Effective compression ratio is critical in glow plug engines since it define the ignition timing.  Some adjustment can be done by varying the nitromethane percentage.


----------



## WOB (Apr 16, 2020)

If you can find a copy of Harry Higley's book "All About Engines" , it contains a good explanation of the differences between gasoline and glow-fuel engines.  It is basically a model airplane engine book , but the info is applicable to any kind of model engine.   

WOB


----------



## josodl1953 (Apr 16, 2020)

I use two parallel lead acid gel batteries, 9 Ah each for my Edwards.. Glow plugs take 3 A on average, totalling up to 15 A which is enough to fire it up.





There are also glow plug modulators for multi-cylinder engines working on 12V, so from an electric point of view operating  these engines  is no problem.

Jos


----------



## mnay (Apr 16, 2020)

Thanks to all for the info on glow plugs etc.
I did not mean to take over the thread.
Lots of good info.
Mike


----------



## bluejets (Apr 16, 2020)

Essentially any engine currently running on petrol can be changed over to glow.
If you have around 6:1 compression should be fine.
Rubbish about compression levels being critical is just that, some old wives tale.

When using nitro ( normally accepted as being for higher performance) ratios of 10% increments for some reason are the most noticeable.
I would not use it except if absolutely essential as it leaves behind an acid after it burns and care must be taken to remove this each run.
Normal approach is to lower the compression in engine which go 9:1 or more. 
OS 4 stroke engines will show a much better idle, better transition from idle and a much broader needle valve setting.
Whole reason for nitro is the increase of oxygen into the burn without any mechanical alterations.
Similar (except for the latter) can be achieved with on-board glow.
Which ever way it is approached, the use of a four stroke is essential for any methanol 4 stroke engine.
Plug is more expensive and has a much smaller hole and element.

Fuel mix for alcohol fuel is a mix of methanol and castor oil at a ratio of 4:1.
So for 1 litre of fuel, 800ml methanol and 200ml of castor oil. (castrol M)
If you want to go synthetic oil, same same. 
Synthetic oils would be available from hobby shops but probably not so much these days as the trend went to electric probably 10 years or more ago.
With methanol, open up the needle jet, as it requires maybe 3 to 4 time more fuel for the same energy output BUT engine will run noticeably cooler.

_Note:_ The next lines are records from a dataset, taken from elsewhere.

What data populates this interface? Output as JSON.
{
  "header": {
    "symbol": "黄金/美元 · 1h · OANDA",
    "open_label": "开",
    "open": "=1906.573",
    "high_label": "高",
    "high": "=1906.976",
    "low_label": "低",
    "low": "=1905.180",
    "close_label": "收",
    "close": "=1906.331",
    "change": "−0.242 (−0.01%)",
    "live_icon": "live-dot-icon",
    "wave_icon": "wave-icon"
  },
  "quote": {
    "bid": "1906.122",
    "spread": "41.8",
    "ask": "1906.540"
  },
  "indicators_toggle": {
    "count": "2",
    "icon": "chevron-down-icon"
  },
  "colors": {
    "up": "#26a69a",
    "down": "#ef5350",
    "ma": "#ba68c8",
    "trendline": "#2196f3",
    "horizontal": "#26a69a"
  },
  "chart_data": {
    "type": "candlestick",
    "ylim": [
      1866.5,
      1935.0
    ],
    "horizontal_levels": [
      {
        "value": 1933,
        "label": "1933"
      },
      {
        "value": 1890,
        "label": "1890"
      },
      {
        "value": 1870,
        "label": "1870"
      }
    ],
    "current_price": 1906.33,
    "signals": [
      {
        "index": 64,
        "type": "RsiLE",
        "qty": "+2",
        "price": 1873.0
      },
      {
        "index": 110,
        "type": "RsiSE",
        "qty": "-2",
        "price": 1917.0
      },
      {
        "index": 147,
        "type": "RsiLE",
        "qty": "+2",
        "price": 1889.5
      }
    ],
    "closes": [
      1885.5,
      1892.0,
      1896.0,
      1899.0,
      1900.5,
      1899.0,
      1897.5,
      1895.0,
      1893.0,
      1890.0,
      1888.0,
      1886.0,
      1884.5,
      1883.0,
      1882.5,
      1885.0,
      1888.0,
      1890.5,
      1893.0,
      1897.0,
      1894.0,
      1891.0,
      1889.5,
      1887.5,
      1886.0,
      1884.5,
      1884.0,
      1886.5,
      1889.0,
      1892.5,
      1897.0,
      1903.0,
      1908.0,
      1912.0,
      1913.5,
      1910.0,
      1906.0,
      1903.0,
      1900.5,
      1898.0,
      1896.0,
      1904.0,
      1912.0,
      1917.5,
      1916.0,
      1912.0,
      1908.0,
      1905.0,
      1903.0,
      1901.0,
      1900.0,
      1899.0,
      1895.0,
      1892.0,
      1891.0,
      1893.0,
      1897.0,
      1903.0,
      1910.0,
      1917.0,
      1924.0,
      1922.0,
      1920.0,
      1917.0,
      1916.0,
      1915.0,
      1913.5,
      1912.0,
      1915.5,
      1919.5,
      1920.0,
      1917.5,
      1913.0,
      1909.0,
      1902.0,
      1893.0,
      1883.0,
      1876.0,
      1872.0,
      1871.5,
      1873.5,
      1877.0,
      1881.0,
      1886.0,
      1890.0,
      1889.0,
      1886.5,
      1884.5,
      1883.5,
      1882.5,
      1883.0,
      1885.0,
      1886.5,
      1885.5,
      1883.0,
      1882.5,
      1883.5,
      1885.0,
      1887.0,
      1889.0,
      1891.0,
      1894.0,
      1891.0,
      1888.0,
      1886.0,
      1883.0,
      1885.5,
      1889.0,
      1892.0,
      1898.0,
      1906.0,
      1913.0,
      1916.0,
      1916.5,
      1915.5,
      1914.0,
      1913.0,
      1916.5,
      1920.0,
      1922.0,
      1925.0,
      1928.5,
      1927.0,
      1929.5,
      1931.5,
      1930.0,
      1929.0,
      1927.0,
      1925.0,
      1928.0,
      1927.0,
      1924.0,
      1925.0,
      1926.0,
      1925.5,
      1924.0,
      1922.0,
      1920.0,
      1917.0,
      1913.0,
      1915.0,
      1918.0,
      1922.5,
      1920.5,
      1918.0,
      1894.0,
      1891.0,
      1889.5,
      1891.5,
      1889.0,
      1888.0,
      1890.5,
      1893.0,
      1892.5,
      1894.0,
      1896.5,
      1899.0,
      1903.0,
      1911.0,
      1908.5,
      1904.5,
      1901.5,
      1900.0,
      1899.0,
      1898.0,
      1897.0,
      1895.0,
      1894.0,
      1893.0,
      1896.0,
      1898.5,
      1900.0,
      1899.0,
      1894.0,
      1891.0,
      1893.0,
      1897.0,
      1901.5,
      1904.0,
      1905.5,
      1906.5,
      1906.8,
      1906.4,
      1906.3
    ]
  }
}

In the design, most things are the same. 
Difference is the *big ends* of the con rods.
Open up the clearance to at least 3 thou and cross drill both the big and little ends for oil entry.
On the video below, this clearance was set at 6 thou.
Exception to this is when using needle roller bearings obviously.
Fuel oil ratios in this instance can also be changed.
What would be considered as normal would be 20:1 but the engine below runs at 50:1.

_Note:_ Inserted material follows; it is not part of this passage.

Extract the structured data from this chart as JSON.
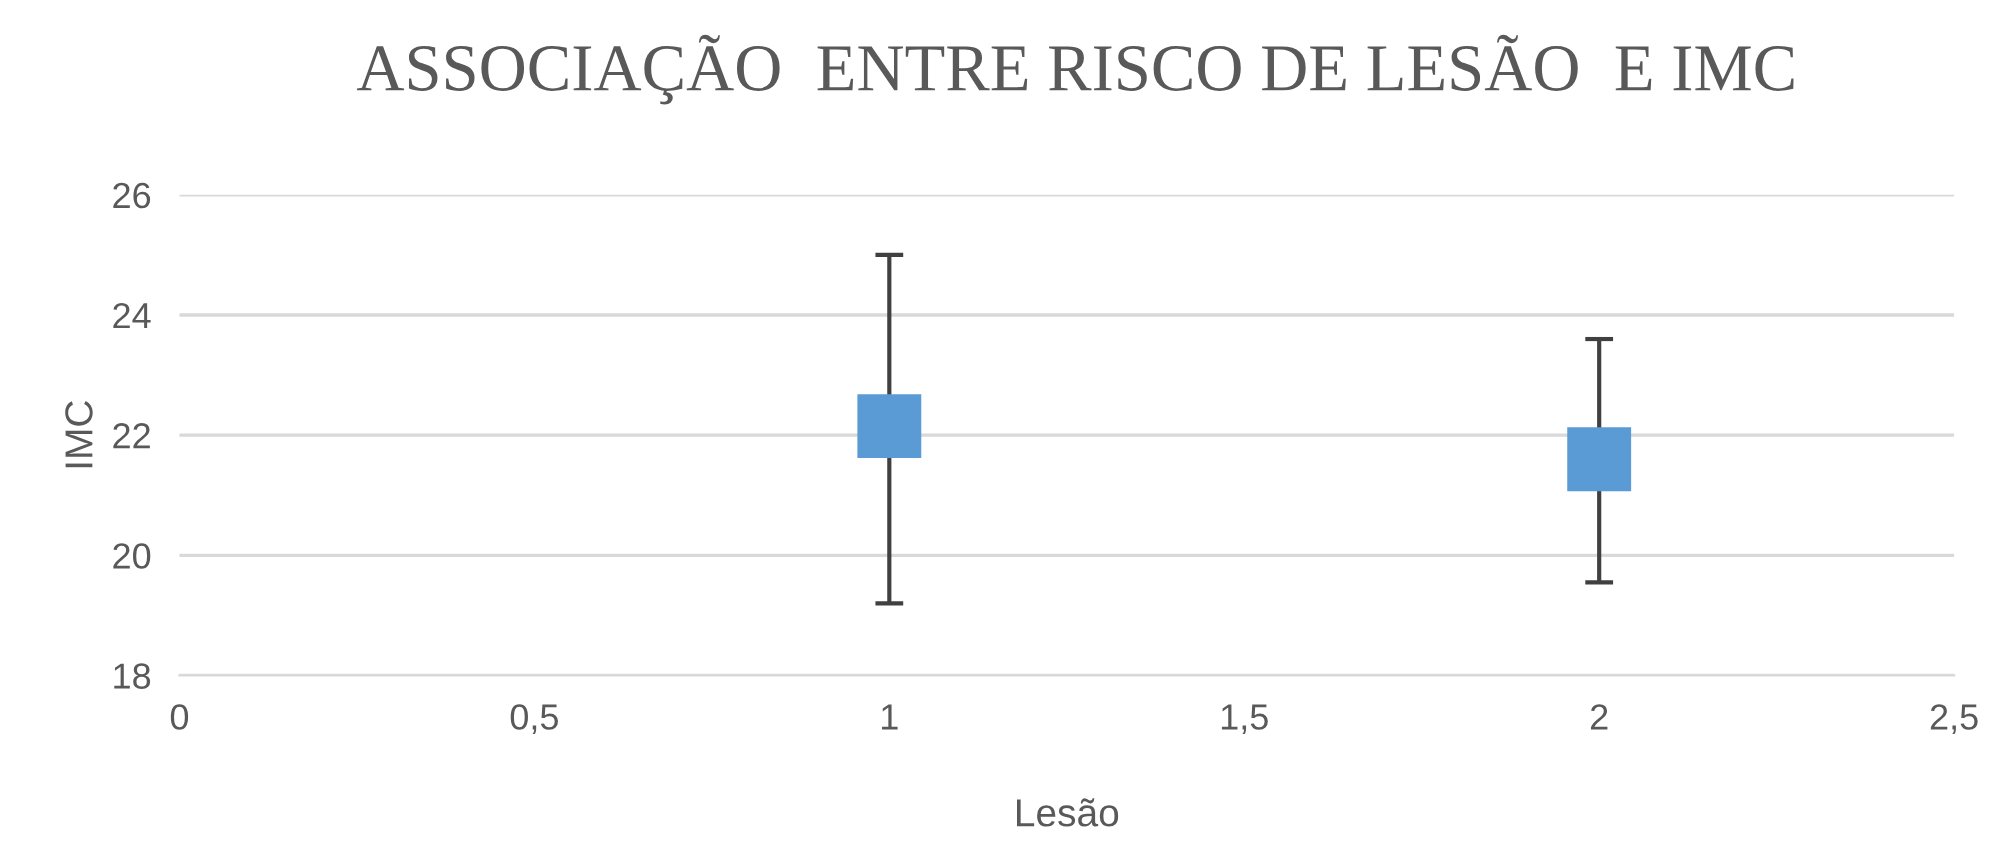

Then there is the OS G5 glow plug. 
O.S. Glow G5 Gas/Plug GGT15
Again, expensive critters but made especially to run on petrol oil mix.
These came out maybe 10 -15 years ago for one of OS's particular engines, the GGT15
Can't tell you anymore about any of the engine parameters but specs should be around somewhere on the net.

To see one of my many  engines running on methanol, take a peek here.
Not very clear video as didn't have the gear then that they have today for such things.
This thing runs out to 10,000rpm and currently live in a model boat.


----------



## mnay (Apr 17, 2020)

thanks again for the information.  Lot's of experienced smart people on this forum
Mike


----------